Shortly after the election, “Squad” member Rep. Alexandria Ocasio-Cortez criticized Democrat Rep. Connor Lamb for spending too little on Facebook ads.

“If you’re not door-knocking, if you’re not on the internet, if your main points of reliance are TV and mail, then you’re not running a campaign on all cylinders,” she told the New York Times. “I just don’t see how anyone could be making ideological claims when they didn’t run a full-fledged campaign.”

While she tried to qualify her comments by claiming that Democrats should not see each other’s platforms as “the enemy,” she said any Democrats with an agenda that did not match hers is “just setting up their own obsolescence.”

“I need my colleagues to understand that we are not the enemy,” she later argued. “And that their base is not the enemy. That the Movement for Black Lives is not the enemy, that Medicare for All is not the enemy. This isn’t even just about winning an argument. It’s that if they keep going after the wrong thing, I mean, they’re just setting up their own obsolescence.”

AOC also singled out Sen. Joe Manchin of West Virginia days after the election, publicly stating her disapproval of his pushback to the radical, socialist agenda pushed by her progressive faction.

https://twitter.com/AOC/status/1326969135826427906?s=20

Just a couple of weeks ago, Democrats on a leaked caucus call expressed also demonstrated a clear rift in the party after expressing frustration about the progressive rhetoric used for the 2020 election, claiming that it lost them seats in the House.

“[If] we are going to run on Medicare for All, defund the police, socialized medicine, we’re not going to win,” House Majority Whip Jim Clyburn, a Democrat from South Carolina said.

While “Squad” member Rep. Rashida Tlaib tried to defend the democratic socialist agenda against other Democrat members’ attacks, saying that attempting to cater to one group’s preferences is wrong, Rep.
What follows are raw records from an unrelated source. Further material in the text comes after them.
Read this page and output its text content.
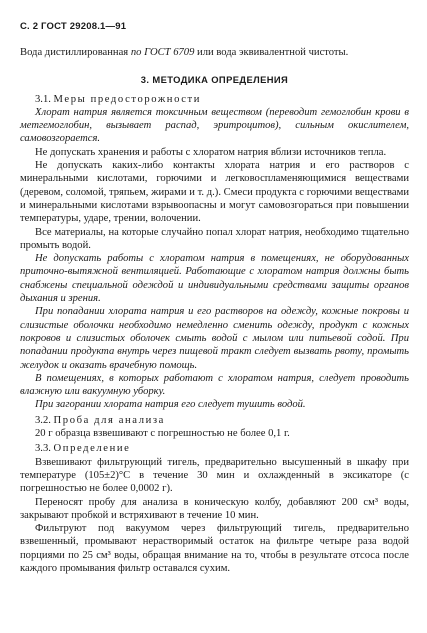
С. 2 ГОСТ 29208.1—91

Вода дистиллированная по ГОСТ 6709 или вода эквивалентной чистоты.

3. МЕТОДИКА ОПРЕДЕЛЕНИЯ

3.1. Меры предосторожности

Хлорат натрия является токсичным веществом (переводит гемоглобин крови в метгемоглобин, вызывает распад, эритроцитов), сильным окислителем, самовозгорается.

Не допускать хранения и работы с хлоратом натрия вблизи источников тепла.

Не допускать каких-либо контакты хлората натрия и его растворов с минеральными кислотами, горючими и легковоспламеняющимися веществами (деревом, соломой, тряпьем, жирами и т. д.). Смеси продукта с горючими веществами и минеральными кислотами взрывоопасны и могут самовозгораться при повышении температуры, ударе, трении, волочении.

Все материалы, на которые случайно попал хлорат натрия, необходимо тщательно промыть водой.

Не допускать работы с хлоратом натрия в помещениях, не оборудованных приточно-вытяжной вентиляцией. Работающие с хлоратом натрия должны быть снабжены специальной одеждой и индивидуальными средствами защиты органов дыхания и зрения.

При попадании хлората натрия и его растворов на одежду, кожные покровы и слизистые оболочки необходимо немедленно сменить одежду, продукт с кожных покровов и слизистых оболочек смыть водой с мылом или питьевой содой. При попадании продукта внутрь через пищевой тракт следует вызвать рвоту, промыть желудок и оказать врачебную помощь.

В помещениях, в которых работают с хлоратом натрия, следует проводить влажную или вакуумную уборку.

При загорании хлората натрия его следует тушить водой.

3.2. Проба для анализа

20 г образца взвешивают с погрешностью не более 0,1 г.

3.3. Определение

Взвешивают фильтрующий тигель, предварительно высушенный в шкафу при температуре (105±2)°С в течение 30 мин и охлажденный в эксикаторе (с погрешностью не более 0,0002 г).

Переносят пробу для анализа в коническую колбу, добавляют 200 см³ воды, закрывают пробкой и встряхивают в течение 10 мин.

Фильтруют под вакуумом через фильтрующий тигель, предварительно взвешенный, промывают нерастворимый остаток на фильтре четыре раза водой порциями по 25 см³ воды, обращая внимание на то, чтобы в результате отсоса после каждого промывания фильтр оставался сухим.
Abigail Spanberger of Virginia reaffirmed Clyburn’s concerns, saying that if leftists couldn’t reevaluate the platforms they relied on for the Nov. 3 election, they would lose in a landslide in the 2022 midterms.

“No one should say ‘defund the police’ ever again,” Spanberger said. “Nobody should be talking about socialism.”

When questioned about Spanberger’s comments from the caucus call by WaPo’s Capehart, Omar merely brushed them off, blaming the losses on the narratives pushed by Republicans.

“I have not seen a single analysis to point to a research data point that that is actually something that had an impact,” she said.

Shortly after claiming that the Democrats are, despite all evidence, a united front, Omar claimed that the amplification of these “lies and smears” by some of her liberal colleagues as “shameful.”

“I mean, there are so many lies and smears that the Republicans engage in that have had an impact on races,” Omar said.

“To blame a movement that has shown up for us in the most aggressive way to deliver a decisive victory for President-Elect Biden is really shameful and something that I can’t even believe my Democratic colleagues are doing,” she continued. 

And while Omar expressed gratitude that President Donald Trump was not re-elected, she failed to mention that despite sharing a party with former Vice President Joe Biden, her progressive platform may not be warmly accepted by his corporatist administration.